Metabolik cerrahi ameliyatları, son dönemde çok popüler hale gelen obezite cerrahisi yöntemlerinden biri. Halk arasında daha çok diyabet cerrahisi olarak bilinen metabolik cerrrahi yöntemleri amacının temelinde kilo vermeden ziyade özellikle tip 2 diyabetin tedavisi ve diğer metabolik hastalıkların tedavisi yatıyor. Obezite cerrahisi kavramı ile ortaya çıkan metabolik cerrahide hastalara hem diyabet cerrahisi hem de metabolik cerrahi uygulanıyor. Yöntemi ne olursa olsun, tüm cerrahiler metabolik cerrahi kavramının içine girer.
Obezite ve Metabolik Cerrahi Uzmanı Prof. Dr. Halil Coşkun, metabolik cerrahi uygulayan merkezlerde hastaların özellikle ameliyat teknikleri konusunda son derece hassas olmalarının gerektiğini belirtiyor. Ameliyat yönteminin tüm dünyada kabul görmüş, hali hazırda uygulanan, literatürde kendine yer bulmuş olması çok önemli. Ancak bazı durumlarda uzmanlar, sonuçları henüz tam olarak bilinmeyen, nadiren yapılan tekniklere yönelebiliyor. Ancak bunların metabolik cerrahi adı altında yapılması yanlış bir yaklaşım. Bu anlamda yöntemlerin sorgulanması gerekiyor.
İyi bir merkezde, başarılı bir cerrahi tarafından yapılan tedavilerin son derece etkin olduğunu belirten Obezite ve Metabolik Cerrahi Uzmanı Prof.

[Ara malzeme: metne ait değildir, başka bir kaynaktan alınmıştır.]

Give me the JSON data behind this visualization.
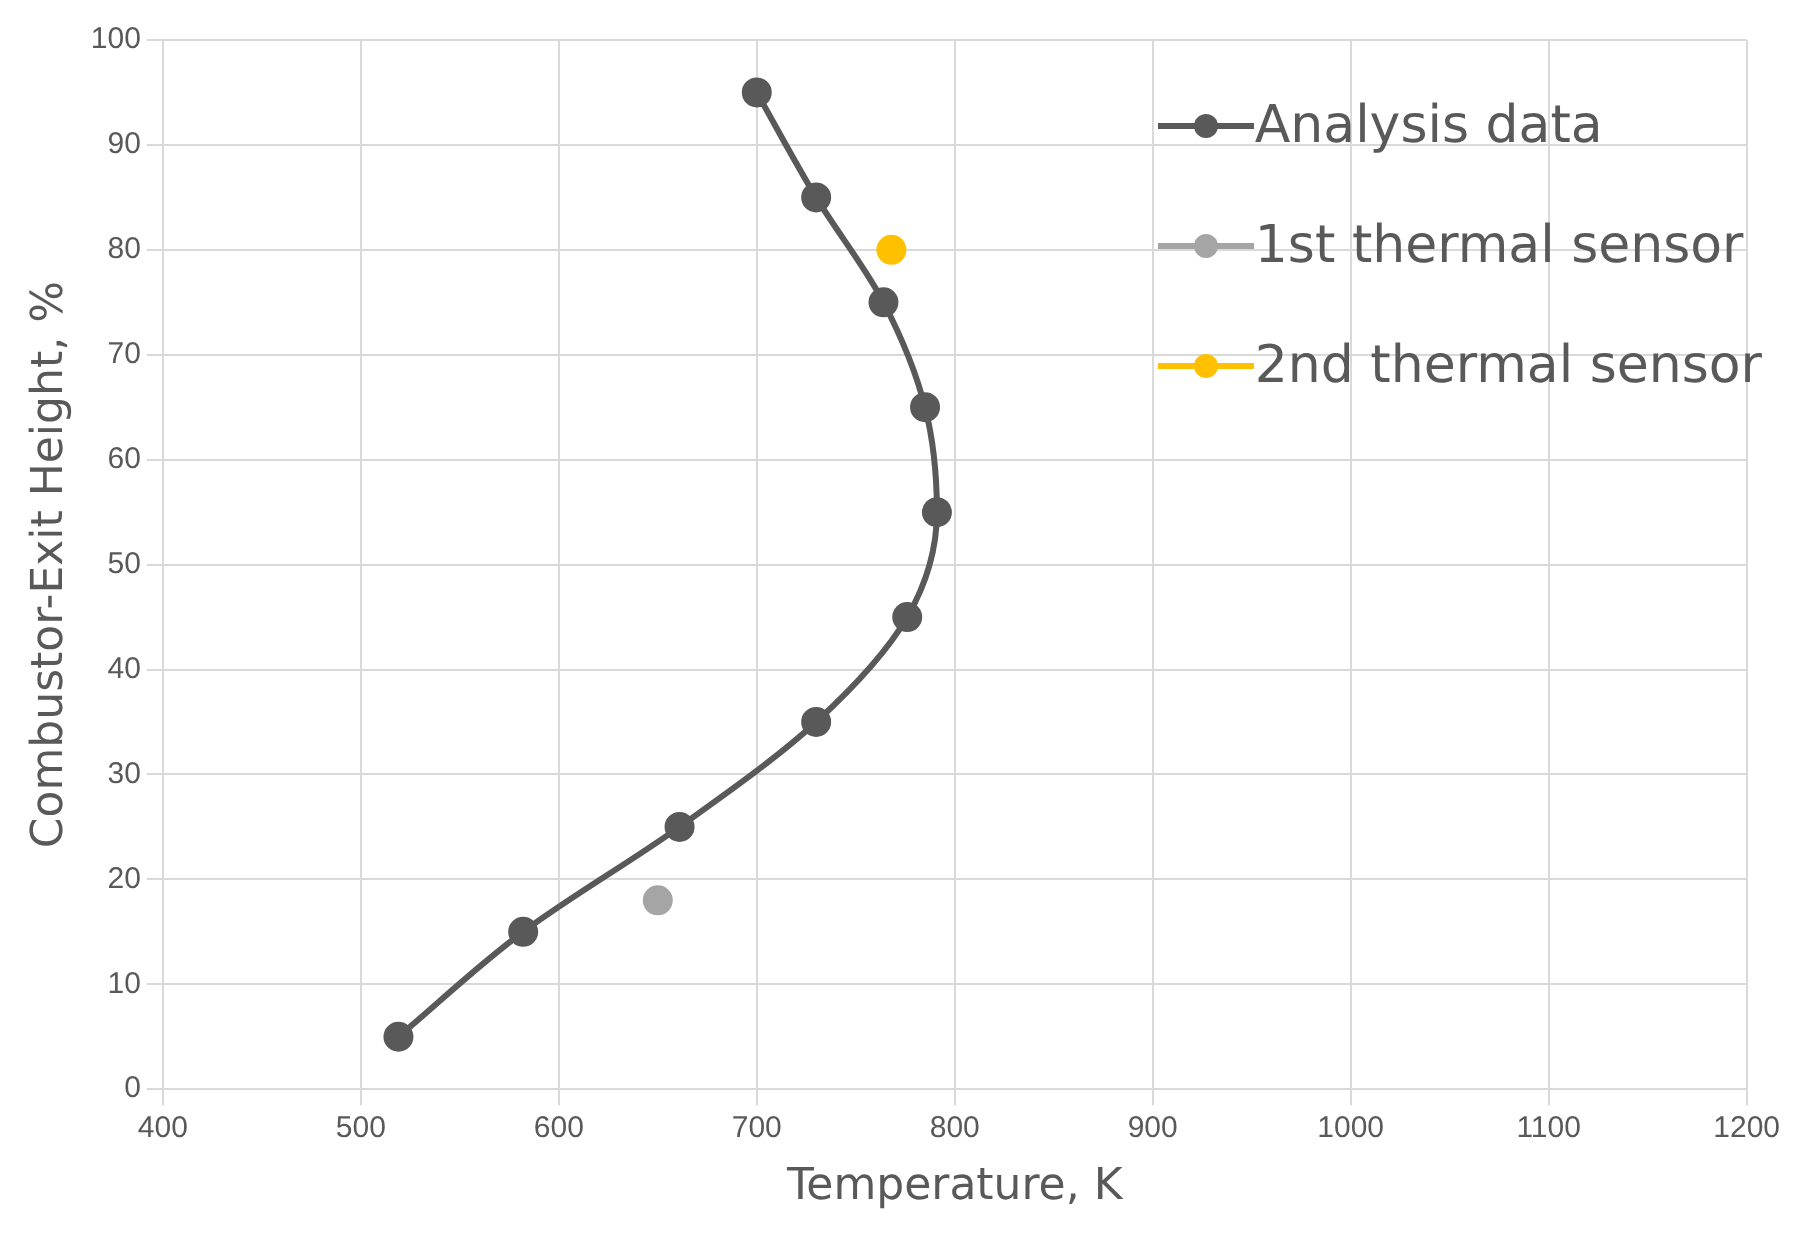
{
  "chart_data": {
    "type": "line",
    "xlabel": "Temperature, K",
    "ylabel": "Combustor-Exit Height, %",
    "xlim": [
      400,
      1200
    ],
    "xticks": [
      400,
      500,
      600,
      700,
      800,
      900,
      1000,
      1100,
      1200
    ],
    "ylim": [
      0,
      100
    ],
    "yticks": [
      0,
      10,
      20,
      30,
      40,
      50,
      60,
      70,
      80,
      90,
      100
    ],
    "grid": true,
    "legend": "top right",
    "marker": "circle",
    "series": [
      {
        "name": "Analysis data",
        "color": "#595959",
        "x": [
          519,
          582,
          661,
          730,
          776,
          791,
          785,
          764,
          730,
          700
        ],
        "values": [
          5,
          15,
          25,
          35,
          45,
          55,
          65,
          75,
          85,
          95
        ]
      },
      {
        "name": "1st thermal sensor",
        "color": "#a5a5a5",
        "type": "scatter",
        "x": [
          650
        ],
        "values": [
          18
        ]
      },
      {
        "name": "2nd thermal sensor",
        "color": "#ffc000",
        "type": "scatter",
        "x": [
          768
        ],
        "values": [
          80
        ]
      }
    ]
  }
}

Dr. Halil Coşkun, bu ameliyat sonrasında yandaş hastalıklardan da kurtulunabileceğini belirtiyor. Sleeve gastrektomi veya gastrik bypass yöntemleri sonrasında hastaların diyabetlerinin gerilediğini, tansiyonun dengelendiğini, karaciğer yağlanmasının azaldığını ifade ediyor.

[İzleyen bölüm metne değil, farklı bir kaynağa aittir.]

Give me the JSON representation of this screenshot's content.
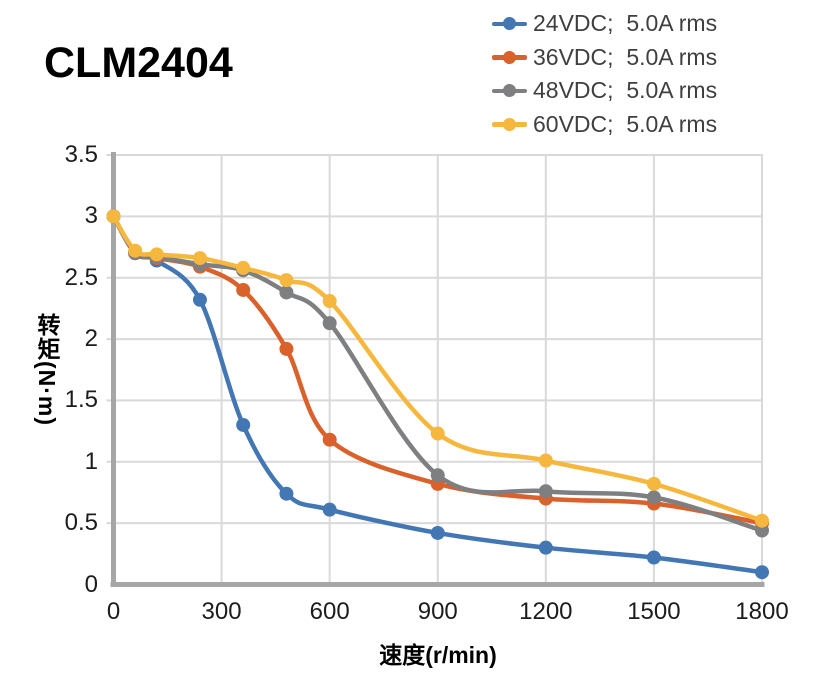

Son yıllarda yapılan bilimsel araştırmalara göre vücut kitle indeksi 30-35'in arasında olup, obezitenin ilk aşamasında olan ve ağır diyabeti olan hastalarda obezite cerrahisi ameliyatları metabolik cerrahi (diyabet cerrahisi) yöntemi ile yapılır. Hastaların diyabeti varsa, obezitenin birinci grubundaysa, metabolik cerrahi rahat bir şekilde uygulanır, hastanın yandaş hastalıklarından da kurtulmaları sağlanır.